Accordingly, Rittenhouse likely has a strong initial argument that the use of deadly force was necessary: assuming the accuracy of the facts laid out above, Rittenhouse only fired after being chased, after his pursuers themselves appeared to fire weapons, and after being physically attacked.
But what of any counter-arguments? For instance, in Wisconsin, a person “is not entitled to claim the privilege of self-defense” if their unlawful conduct provoked the attack. Wis. Stat. § 939.48(2)(a). Would this doom Rittenhouse? Given the factual scenario, there is no way of knowing whether Rittenhouse provoked the attack, as there is no clear reporting or video showing why he was being chased. But it likely does not matter: the statute permits self-defense, even after provocation, where “the person engaging in the unlawful conduct [reasonably believes] that he or she is in imminent danger of death or great bodily harm” and that “he or she has exhausted every other reasonable means” to escape or avoid that harm. Wis. Stat. § 939.48(2)(a). “Reasonable belief” is a notoriously difficult legal concept to pin down, but given the gunfire, the chase, and the aggressive conduct of his pursuers, Rittenhouse would have a sturdy argument that such a belief was reasonable.

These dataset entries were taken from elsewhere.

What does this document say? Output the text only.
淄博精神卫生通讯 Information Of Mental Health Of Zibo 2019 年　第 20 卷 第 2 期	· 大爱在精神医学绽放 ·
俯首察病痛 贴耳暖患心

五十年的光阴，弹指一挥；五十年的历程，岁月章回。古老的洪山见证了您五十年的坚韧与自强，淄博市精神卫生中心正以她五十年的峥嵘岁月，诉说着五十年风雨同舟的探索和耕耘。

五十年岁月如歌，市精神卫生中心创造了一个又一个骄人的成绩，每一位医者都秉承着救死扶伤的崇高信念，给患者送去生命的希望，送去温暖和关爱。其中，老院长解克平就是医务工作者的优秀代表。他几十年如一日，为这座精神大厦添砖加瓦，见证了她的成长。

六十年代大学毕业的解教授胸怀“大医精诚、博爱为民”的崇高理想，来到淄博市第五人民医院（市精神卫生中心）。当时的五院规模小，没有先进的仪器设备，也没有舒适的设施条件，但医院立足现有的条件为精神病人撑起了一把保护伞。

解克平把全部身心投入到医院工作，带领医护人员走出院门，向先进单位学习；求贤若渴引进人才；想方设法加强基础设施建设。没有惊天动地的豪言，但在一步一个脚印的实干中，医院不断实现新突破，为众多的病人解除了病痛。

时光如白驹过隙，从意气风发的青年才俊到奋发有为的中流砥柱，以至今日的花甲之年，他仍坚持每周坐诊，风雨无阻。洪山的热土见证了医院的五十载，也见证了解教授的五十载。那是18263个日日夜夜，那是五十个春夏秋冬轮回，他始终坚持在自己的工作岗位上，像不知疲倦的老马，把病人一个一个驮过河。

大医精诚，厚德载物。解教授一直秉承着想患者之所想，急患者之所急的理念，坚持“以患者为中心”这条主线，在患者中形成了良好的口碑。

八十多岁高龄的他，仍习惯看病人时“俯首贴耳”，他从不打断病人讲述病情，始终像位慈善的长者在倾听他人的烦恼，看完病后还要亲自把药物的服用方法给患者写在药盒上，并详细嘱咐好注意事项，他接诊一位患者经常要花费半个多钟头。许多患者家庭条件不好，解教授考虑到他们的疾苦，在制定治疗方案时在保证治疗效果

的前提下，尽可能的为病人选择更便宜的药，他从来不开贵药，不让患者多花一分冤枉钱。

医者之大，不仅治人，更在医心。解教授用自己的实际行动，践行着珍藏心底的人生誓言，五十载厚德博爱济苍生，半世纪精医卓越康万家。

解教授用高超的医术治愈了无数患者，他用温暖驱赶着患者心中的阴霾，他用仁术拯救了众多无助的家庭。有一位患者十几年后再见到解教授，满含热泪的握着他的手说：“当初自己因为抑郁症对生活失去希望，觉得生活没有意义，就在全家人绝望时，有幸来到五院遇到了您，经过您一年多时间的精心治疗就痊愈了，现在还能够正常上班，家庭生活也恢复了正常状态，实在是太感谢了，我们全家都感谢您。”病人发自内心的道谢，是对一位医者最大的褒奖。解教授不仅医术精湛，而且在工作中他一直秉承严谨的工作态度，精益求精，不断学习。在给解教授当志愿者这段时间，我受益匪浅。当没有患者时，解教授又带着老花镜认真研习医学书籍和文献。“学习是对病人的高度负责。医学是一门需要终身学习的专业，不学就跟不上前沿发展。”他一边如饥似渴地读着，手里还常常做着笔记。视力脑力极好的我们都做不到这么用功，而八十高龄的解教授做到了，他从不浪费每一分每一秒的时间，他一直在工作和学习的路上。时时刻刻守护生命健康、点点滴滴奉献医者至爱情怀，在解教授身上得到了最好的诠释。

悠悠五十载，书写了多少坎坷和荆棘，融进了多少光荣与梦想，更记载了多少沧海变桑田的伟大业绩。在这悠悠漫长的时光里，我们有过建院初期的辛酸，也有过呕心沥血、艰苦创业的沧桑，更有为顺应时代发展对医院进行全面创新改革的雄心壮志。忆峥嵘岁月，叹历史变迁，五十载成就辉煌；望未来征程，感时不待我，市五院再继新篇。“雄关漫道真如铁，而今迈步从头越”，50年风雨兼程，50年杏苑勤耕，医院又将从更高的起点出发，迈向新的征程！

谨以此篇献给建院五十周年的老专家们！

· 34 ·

One potential problem for Rittenhouse is that he cannot assert self-defense if he “provoke[d] [the] attack . . . with intent to use such an attack as an excuse to cause death or great bodily harm to his or her assailant.” Wis. Stat. § 939.48(2)(c). In other words, did Rittenhouse provoke an attack so he could shoot someone? The facts available so far complicate coming to any conclusions, but based on Rittenhouse’s offers to render aid to protestors and his flight, it seems a prosecutor would need significant contrary evidence to establish that Rittenhouse intended to provoke a deadly attack.
A final potential counter-argument is that because Rittenhouse was allegedly engaged in illegal activity (possessing a firearm as a minor) prior to the shootings, he cannot claim self-defense. But no Wisconsin law appears to support this argument. Committing criminal activity prevents the application of a special defense privilege unlikely to be relevant here anyway, see Wis. Stat. § 939.48(1m)(b)(1), but as shown under Wis. Stat. § 939.48(2)(a), Wisconsin explicitly allows some self-defense claims even if unlawful conduct has occurred.
Thus, Rittenhouse seems to have a viable case for self-defense and will likely be found not guilty of homicide and attempted homicide. Indeed, Rittenhouse might even escape a conviction for the seemingly more straightforward possession charge. See Wis. Stat. § 948.60(2)(a). A potential loophole could stem from Wis. Stat. § 948.60(3)(c), which allows 16 and 17-year-olds to carry long rifles. See Wis. Stat. § 941.28. Although this exception was apparently created with hunting in mind, the text is ambiguous enough that Rittenhouse could overcome this charge based on the rule of lenity, which requires an ambiguous law to be interpreted in the manner most favorable to the defendant.